How to load data into greenplum database using external tables?

Post date: Sep 21, 2012 4:14:38 PM

Follow the following  4 steps to load the data from external tables.

1. Start the Greenplum files server(s) if using the gpfdist protocol

2. Define the external tables

3. Place the data files 

4. Load the data

1. Start the Greenplum files server(s) if using the gpfdist protocol

Before creating external tables with the gpfdist protocol, the gpfdist file server program must be running. The following code starts the gpfdist file server program in the background on port 8081 serving files from directory /var/data/staging:

gpfdist -p 8081 -d /var/data/staging -l /home/gpadmin/log &

2. Define the external tables

The CREATE EXTERNAL TABLE command defines an external table and specifies the location and format of the external table data files with the LOCATION and FORMAT parameters. This command does not load data into the table.
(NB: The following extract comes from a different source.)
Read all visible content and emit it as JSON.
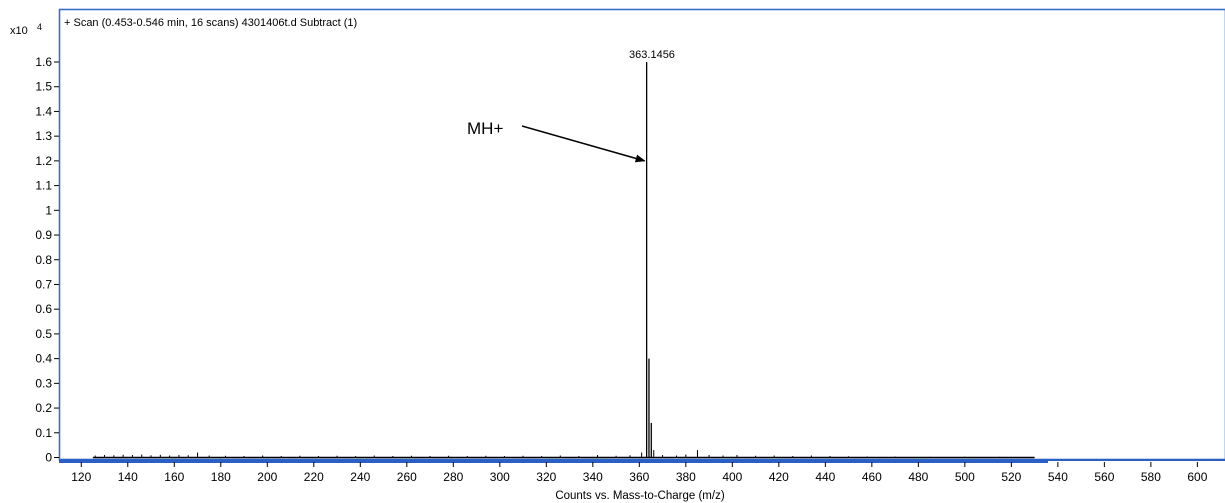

CREATE EXTERNAL TABLE ext_expenses 

name              text,

date               date, 

amount           float4, 

category         text, 

desc1             text 

)

LOCATION (

'gpfdist://etlhost-1:8081/*',

'gpfdist://etlhost-2:8081/*')

FORMAT 'TEXT' (DELIMITER '|');

Note: Above example is showing Single Greenplum file server (gpfdist) instance on multiple NIC machine

There are three protocols (gpfdists, file, gphdfs) that you can use to access external table data sources, but you cannot mix the protocols in a CREATE EXTERNAL TABLE statement. In this example we will use gpfdists protocol.

3. Place the data files 

Place the data files under the directory /var/data/staging.

4. Load the data 

Once you have defined the external table, and have placed the necessary data files in the correct location (and have started the Greenplum files server(s) if using the gpfdist protocol), you can then select from the external table as you would an ordinary database table. For example, if you wanted to load a portion of the external table data into a database table, you could do something like: 

INSERT INTO expenses_travel SELECT * from ext_expenses where category='travel';

Or if you wanted to quickly load all data into a new database table:

CREATE TABLE expenses AS SELECT * from ext_expenses;